Americans can withdraw money without a penalty from their retirement plans for some exempted purposes such as recovering from a natural disaster and some medical expenses, but still have to pay income taxes on their tax-deferred accounts. These “hardship withdrawals” increased to 4.8% of participants in Vanguard retirement plans in 2024, up from 3.6% in 2023.

Most employer-sponsored 401(k)s also allow Americans to borrow for a limited time from their retirement savings penalty-free before 59 ½, including for a home purchase, as long as they repay the amount borrowed to the account with interest.

Given the limited options for accessing retirement accounts, the president’s proposal could help Americans in need of cash to unlock liquidity for a down payment. This could be especially helpful for those who may struggle to repay an IRA loan, Robert Goldberg, a finance professor at Adelphi University in Garden City, N.Y., told Fortune.

Drawbacks of using 401(k) funds for a down payment

Still, Goldberg warned swapping out the diversified investments of a 401(k) and concentrating a large chunk of their investment into one asset is risky. While some believe home prices always go up, the housing market collapse of 2008 showed this isn’t always the case.

“Imagine home prices drop so much that the home price goes not just down to the mortgage level, but to below the mortgage level, wipes out your equity position,” he said. “You would have lost your equity, your 401(k) equity. Bad outcome.” 

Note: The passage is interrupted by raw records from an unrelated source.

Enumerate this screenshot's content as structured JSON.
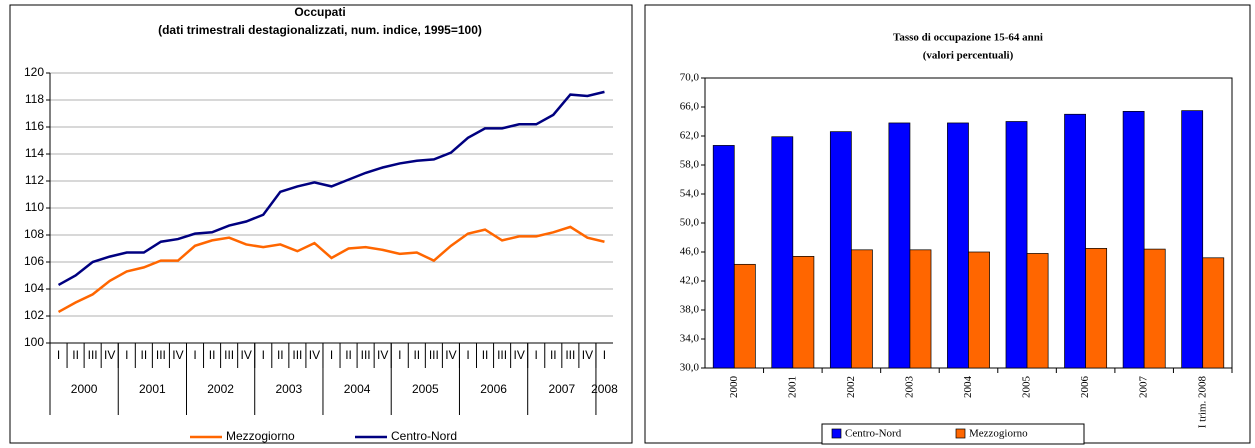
{
  "chart_data": [
    {
      "type": "line",
      "title": "Occupati",
      "subtitle": "(dati trimestrali destagionalizzati, num. indice, 1995=100)",
      "categories": [
        "I",
        "II",
        "III",
        "IV",
        "I",
        "II",
        "III",
        "IV",
        "I",
        "II",
        "III",
        "IV",
        "I",
        "II",
        "III",
        "IV",
        "I",
        "II",
        "III",
        "IV",
        "I",
        "II",
        "III",
        "IV",
        "I",
        "II",
        "III",
        "IV",
        "I",
        "II",
        "III",
        "IV",
        "I"
      ],
      "year_labels": [
        "2000",
        "2001",
        "2002",
        "2003",
        "2004",
        "2005",
        "2006",
        "2007",
        "2008"
      ],
      "series": [
        {
          "name": "Mezzogiorno",
          "color": "#ff6600",
          "values": [
            102.3,
            103.0,
            103.6,
            104.6,
            105.3,
            105.6,
            106.1,
            106.1,
            107.2,
            107.6,
            107.8,
            107.3,
            107.1,
            107.3,
            106.8,
            107.4,
            106.3,
            107.0,
            107.1,
            106.9,
            106.6,
            106.7,
            106.1,
            107.2,
            108.1,
            108.4,
            107.6,
            107.9,
            107.9,
            108.2,
            108.6,
            107.8,
            107.5
          ]
        },
        {
          "name": "Centro-Nord",
          "color": "#000080",
          "values": [
            104.3,
            105.0,
            106.0,
            106.4,
            106.7,
            106.7,
            107.5,
            107.7,
            108.1,
            108.2,
            108.7,
            109.0,
            109.5,
            111.2,
            111.6,
            111.9,
            111.6,
            112.1,
            112.6,
            113.0,
            113.3,
            113.5,
            113.6,
            114.1,
            115.2,
            115.9,
            115.9,
            116.2,
            116.2,
            116.9,
            118.4,
            118.3,
            118.6
          ]
        }
      ],
      "ylim": [
        100,
        120
      ],
      "yticks": [
        100,
        102,
        104,
        106,
        108,
        110,
        112,
        114,
        116,
        118,
        120
      ],
      "grid": true,
      "legend": "bottom"
    },
    {
      "type": "bar",
      "title": "Tasso di occupazione 15-64 anni",
      "subtitle": "(valori percentuali)",
      "categories": [
        "2000",
        "2001",
        "2002",
        "2003",
        "2004",
        "2005",
        "2006",
        "2007",
        "I trim. 2008"
      ],
      "series": [
        {
          "name": "Centro-Nord",
          "color": "#0000ff",
          "values": [
            60.7,
            61.9,
            62.6,
            63.8,
            63.8,
            64.0,
            65.0,
            65.4,
            65.5
          ]
        },
        {
          "name": "Mezzogiorno",
          "color": "#ff6600",
          "values": [
            44.3,
            45.4,
            46.3,
            46.3,
            46.0,
            45.8,
            46.5,
            46.4,
            45.2
          ]
        }
      ],
      "ylim": [
        30,
        70
      ],
      "yticks": [
        {
          "value": 30,
          "label": "30,0"
        },
        {
          "value": 34,
          "label": "34,0"
        },
        {
          "value": 38,
          "label": "38,0"
        },
        {
          "value": 42,
          "label": "42,0"
        },
        {
          "value": 46,
          "label": "46,0"
        },
        {
          "value": 50,
          "label": "50,0"
        },
        {
          "value": 54,
          "label": "54,0"
        },
        {
          "value": 58,
          "label": "58,0"
        },
        {
          "value": 62,
          "label": "62,0"
        },
        {
          "value": 66,
          "label": "66,0"
        },
        {
          "value": 70,
          "label": "70,0"
        }
      ],
      "grid": false,
      "legend": "bottom"
    }
  ]
}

Experts say Trump’s proposal also does little to address the supply side of the housing market, which has been largely frozen as homebuyers who bought in at lower interest rates prior to the pandemic have been hesitant to sell, Goldberg said. Giving more people the means to buy homes without adding more supply may inadvertently increase prices and lock more people out of the housing market, instead of making it more affordable, he argued. 

“Some people will benefit from [Trump’s plan], but overall it will just be more competition for homes,” Goldberg said. 

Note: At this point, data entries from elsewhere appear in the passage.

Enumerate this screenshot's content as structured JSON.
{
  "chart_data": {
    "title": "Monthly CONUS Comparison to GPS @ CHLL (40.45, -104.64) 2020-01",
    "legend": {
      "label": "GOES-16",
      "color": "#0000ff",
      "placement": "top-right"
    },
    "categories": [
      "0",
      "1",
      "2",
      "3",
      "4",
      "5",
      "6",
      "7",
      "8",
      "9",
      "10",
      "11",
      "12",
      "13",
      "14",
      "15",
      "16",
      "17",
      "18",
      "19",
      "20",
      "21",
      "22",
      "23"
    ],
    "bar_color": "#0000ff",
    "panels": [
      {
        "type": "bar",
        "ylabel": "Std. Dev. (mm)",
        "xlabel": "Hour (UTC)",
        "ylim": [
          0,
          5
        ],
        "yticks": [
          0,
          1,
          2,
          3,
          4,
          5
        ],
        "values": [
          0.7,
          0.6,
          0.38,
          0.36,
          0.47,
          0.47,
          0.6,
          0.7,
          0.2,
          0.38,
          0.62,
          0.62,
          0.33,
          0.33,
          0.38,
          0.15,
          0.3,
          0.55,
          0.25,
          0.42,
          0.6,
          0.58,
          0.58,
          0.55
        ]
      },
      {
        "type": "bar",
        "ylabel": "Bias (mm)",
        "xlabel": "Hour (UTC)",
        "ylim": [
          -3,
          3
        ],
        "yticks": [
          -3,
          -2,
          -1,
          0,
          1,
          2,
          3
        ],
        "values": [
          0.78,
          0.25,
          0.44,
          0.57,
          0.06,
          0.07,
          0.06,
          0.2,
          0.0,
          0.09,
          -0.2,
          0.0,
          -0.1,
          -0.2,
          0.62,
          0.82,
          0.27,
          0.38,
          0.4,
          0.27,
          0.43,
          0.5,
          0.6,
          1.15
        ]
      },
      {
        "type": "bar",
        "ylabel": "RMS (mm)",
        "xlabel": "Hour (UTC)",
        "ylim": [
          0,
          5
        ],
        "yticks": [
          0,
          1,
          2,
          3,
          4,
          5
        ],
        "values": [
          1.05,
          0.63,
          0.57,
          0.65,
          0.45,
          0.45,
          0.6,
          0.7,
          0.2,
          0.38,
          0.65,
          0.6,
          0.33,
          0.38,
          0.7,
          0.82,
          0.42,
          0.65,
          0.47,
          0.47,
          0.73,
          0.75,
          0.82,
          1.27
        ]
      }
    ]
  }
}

Yet, Trump’s proposal dealing with retirement savings is especially risky because it makes it easier for Americans to use crucial retirement savings meant for the future for non-retirement uses, said Jake Falcon, a chartered retirement planning counselor and the CEO of Falcon Wealth Advisors.

The median retirement savings for an American between the ages of 45 and 55 was $115,000 as of 2022, according to the Federal Reserve. Yet, this amount may not suffice for everyone, as some experts suggest the average person needs to have saved eight to 10 times their annual salary to retire comfortably.  

“People, generally speaking, are more than likely behind, and this will just make them further behind,” Falcon said.

Given the bleak data on American retirement savings, Falcon said the government should make dipping into a retirement account for other uses harder instead of easier.

“Allowing people to raid their 401(k) doesn’t solve the problem,” he said.